BUFFALO, N.Y. (AP) -- Since World War II, virtually all adults who've sought a high school equivalency diploma have taken the GED. Next year, students may have a choice of tests as states explore developing rival exams in response to plans to re-write and computerize the GED and double the price.
New York state, citing a litany of issues with GED Testing Service's planned revamp, already has solicited bids for an alternative test that would maintain the paper and pencil format and keep costs more in line with the $60 it now pays in offering it to residents for free. Two bids submitted by the mid-January deadline are under review.
"We think we have no alternative. We cannot turn our back on the issue of access," Regents Chancellor Merryl Tisch said.
New York law prohibits charging residents to take the GED, so allowing the company's "monopoly" to continue would "simply double the cost and by that fact, halve the number of people in New York state who have access to this high school equivalency standard," she said.
New York is not alone in its reservations and is part of a 37-state coalition formed to consider potential alternatives, said Kevin Smith, the State Education Department deputy commissioner for adult career and continuing education.
Aside from the issue of cost, New York's 269 test centers don't have the terminals or technical infrastructure to give 50,000 tests via computer per year, state officials said.
Yet another issue for New York is GED's rapid alignment with the more rigorous Common Core standards adopted by most states.
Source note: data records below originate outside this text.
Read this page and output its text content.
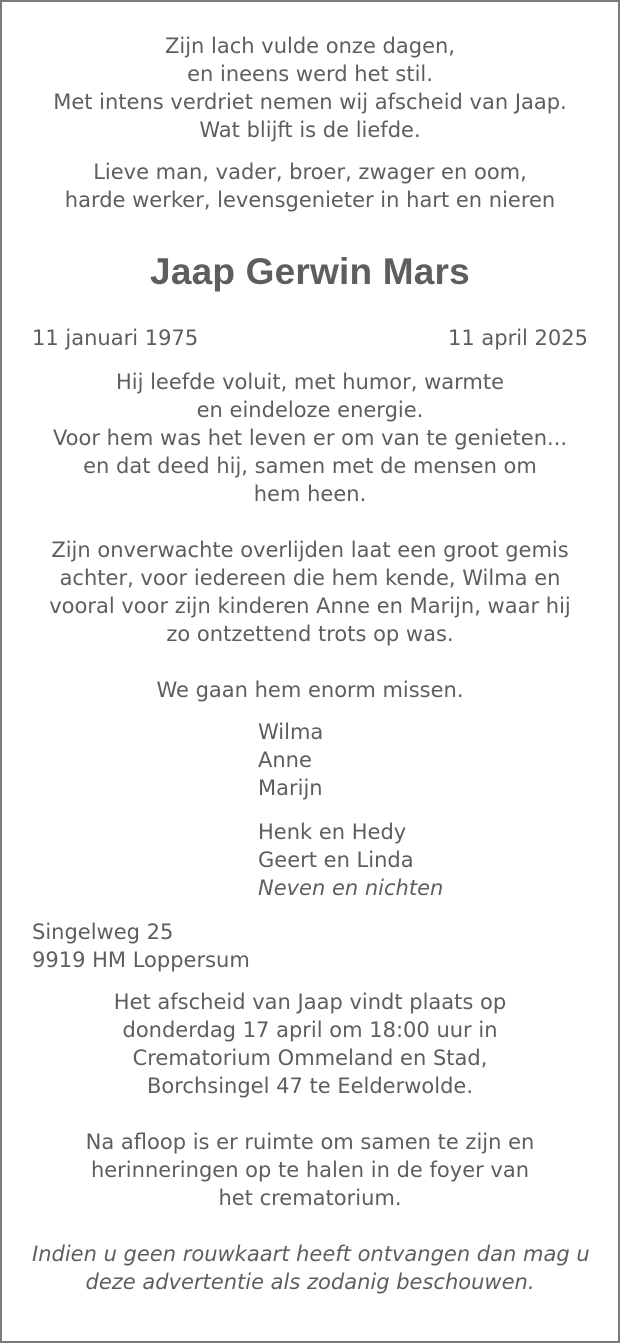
Zijn lach vulde onze dagen,
en ineens werd het stil.
Met intens verdriet nemen wij afscheid van Jaap.
Wat blijft is de liefde.
Lieve man, vader, broer, zwager en oom,
harde werker, levensgenieter in hart en nieren
Jaap Gerwin Mars
11 januari 1975	11 april 2025
Hij leefde voluit, met humor, warmte
en eindeloze energie.
Voor hem was het leven er om van te genieten...
en dat deed hij, samen met de mensen om
hem heen.
Zijn onverwachte overlijden laat een groot gemis
achter, voor iedereen die hem kende, Wilma en
vooral voor zijn kinderen Anne en Marijn, waar hij
zo ontzettend trots op was.
We gaan hem enorm missen.
Wilma
Anne
Marijn
Henk en Hedy
Geert en Linda
Neven en nichten
Singelweg 25
9919 HM Loppersum
Het afscheid van Jaap vindt plaats op
donderdag 17 april om 18:00 uur in
Crematorium Ommeland en Stad,
Borchsingel 47 te Eelderwolde.
Na afloop is er ruimte om samen te zijn en
herinneringen op te halen in de foyer van
het crematorium.
Indien u geen rouwkaart heeft ontvangen dan mag u
deze advertentie als zodanig beschouwen.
Officials fear it will further diminish the chances of passing for adults who've learned under the previous standards. At 59.5 percent in 2011, New York's GED pass rate was the third-lowest in the country, behind only the District of Columbia and Mississippi. Nationwide, the pass rate was 72.2 percent.
"We tried to take control of this back by issuing the (request for proposals)," Smith said.
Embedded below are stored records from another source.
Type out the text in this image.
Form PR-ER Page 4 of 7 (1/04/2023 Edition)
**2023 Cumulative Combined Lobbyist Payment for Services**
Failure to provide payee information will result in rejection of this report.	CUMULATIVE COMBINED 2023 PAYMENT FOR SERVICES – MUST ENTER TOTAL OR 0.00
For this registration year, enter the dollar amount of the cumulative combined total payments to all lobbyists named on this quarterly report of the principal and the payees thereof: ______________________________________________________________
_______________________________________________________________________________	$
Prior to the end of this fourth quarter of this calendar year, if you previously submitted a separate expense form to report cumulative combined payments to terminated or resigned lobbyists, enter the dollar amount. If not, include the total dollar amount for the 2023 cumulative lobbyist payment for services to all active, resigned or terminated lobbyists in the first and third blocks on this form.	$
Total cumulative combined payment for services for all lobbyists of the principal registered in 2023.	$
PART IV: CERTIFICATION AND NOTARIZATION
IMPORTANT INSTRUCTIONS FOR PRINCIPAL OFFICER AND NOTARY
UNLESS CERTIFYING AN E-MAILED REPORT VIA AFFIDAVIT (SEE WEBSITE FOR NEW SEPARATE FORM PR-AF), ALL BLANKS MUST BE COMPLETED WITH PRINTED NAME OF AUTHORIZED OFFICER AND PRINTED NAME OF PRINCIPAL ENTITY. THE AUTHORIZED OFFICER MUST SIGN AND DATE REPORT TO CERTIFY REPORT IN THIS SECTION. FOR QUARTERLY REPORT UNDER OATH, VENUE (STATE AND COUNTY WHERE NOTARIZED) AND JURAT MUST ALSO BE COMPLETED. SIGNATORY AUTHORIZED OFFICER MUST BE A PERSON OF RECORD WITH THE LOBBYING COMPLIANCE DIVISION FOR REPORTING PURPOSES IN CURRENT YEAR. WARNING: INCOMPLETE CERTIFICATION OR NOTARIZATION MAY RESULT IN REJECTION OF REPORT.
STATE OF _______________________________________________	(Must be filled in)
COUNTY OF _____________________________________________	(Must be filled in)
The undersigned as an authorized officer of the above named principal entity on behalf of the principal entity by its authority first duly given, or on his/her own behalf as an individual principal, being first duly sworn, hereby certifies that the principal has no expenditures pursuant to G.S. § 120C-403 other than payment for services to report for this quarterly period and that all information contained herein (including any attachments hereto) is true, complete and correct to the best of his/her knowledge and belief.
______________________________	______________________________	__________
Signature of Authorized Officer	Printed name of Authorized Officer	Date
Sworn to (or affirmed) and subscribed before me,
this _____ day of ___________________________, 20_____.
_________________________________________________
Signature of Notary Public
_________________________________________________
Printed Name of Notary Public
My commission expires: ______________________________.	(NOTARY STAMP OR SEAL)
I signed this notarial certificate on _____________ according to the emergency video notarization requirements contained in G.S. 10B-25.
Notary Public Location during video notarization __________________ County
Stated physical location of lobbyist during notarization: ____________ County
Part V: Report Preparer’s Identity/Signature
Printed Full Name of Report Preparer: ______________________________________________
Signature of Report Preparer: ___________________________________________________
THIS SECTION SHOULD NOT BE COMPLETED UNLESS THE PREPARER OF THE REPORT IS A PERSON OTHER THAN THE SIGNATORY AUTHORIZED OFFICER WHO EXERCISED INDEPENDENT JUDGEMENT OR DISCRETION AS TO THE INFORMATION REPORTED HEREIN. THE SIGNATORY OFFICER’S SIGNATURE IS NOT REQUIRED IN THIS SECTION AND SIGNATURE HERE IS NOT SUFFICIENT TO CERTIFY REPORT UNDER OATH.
GED Testing Services, the Washington-based company that administers the trademarked GED, has been working with states on the transition, spokesman CT Turner said, and has seen grades rise and students finishing more quickly at computerized trial sites.
The overhaul was necessary, he said, to keep pace with the changing requirements of college and careers.
"We believe in 2014 we are meeting the demands that are put on adults when they go into the workforce," Turner said.
The new system also will provide students with more detailed results, with failing students told not only which of four subject areas need work but what specific areas within them, for example, the algebra section of math.
"We hope that's one of the things that will drive up the pass rate," Turner said.
New York's RFP asked vendors to show how they would phase in computer testing and the Common Core standards over time, giving those who prepare students time to get training in the new standards and the state room to expand its computer infrastructure.
"We're trying to make the transition to the test a little more seamless, a little softer, not put so much stress on our programs, on our infrastructure and most especially our students," Smith said.
Turner said New York is no different than other states in transitioning to the 2014 infrastructure requirements, noting there needs only to be an Internet connection before and after the test, not during the exam.
"A lot of states are thinking creatively about testing centers," he said. "A lot of states are looking at having additional testing centers, using one-stops, community colleges and other places where the technology already exists."
Even if New York develops its own test, GED would plan on offering its test in the state, Turner said.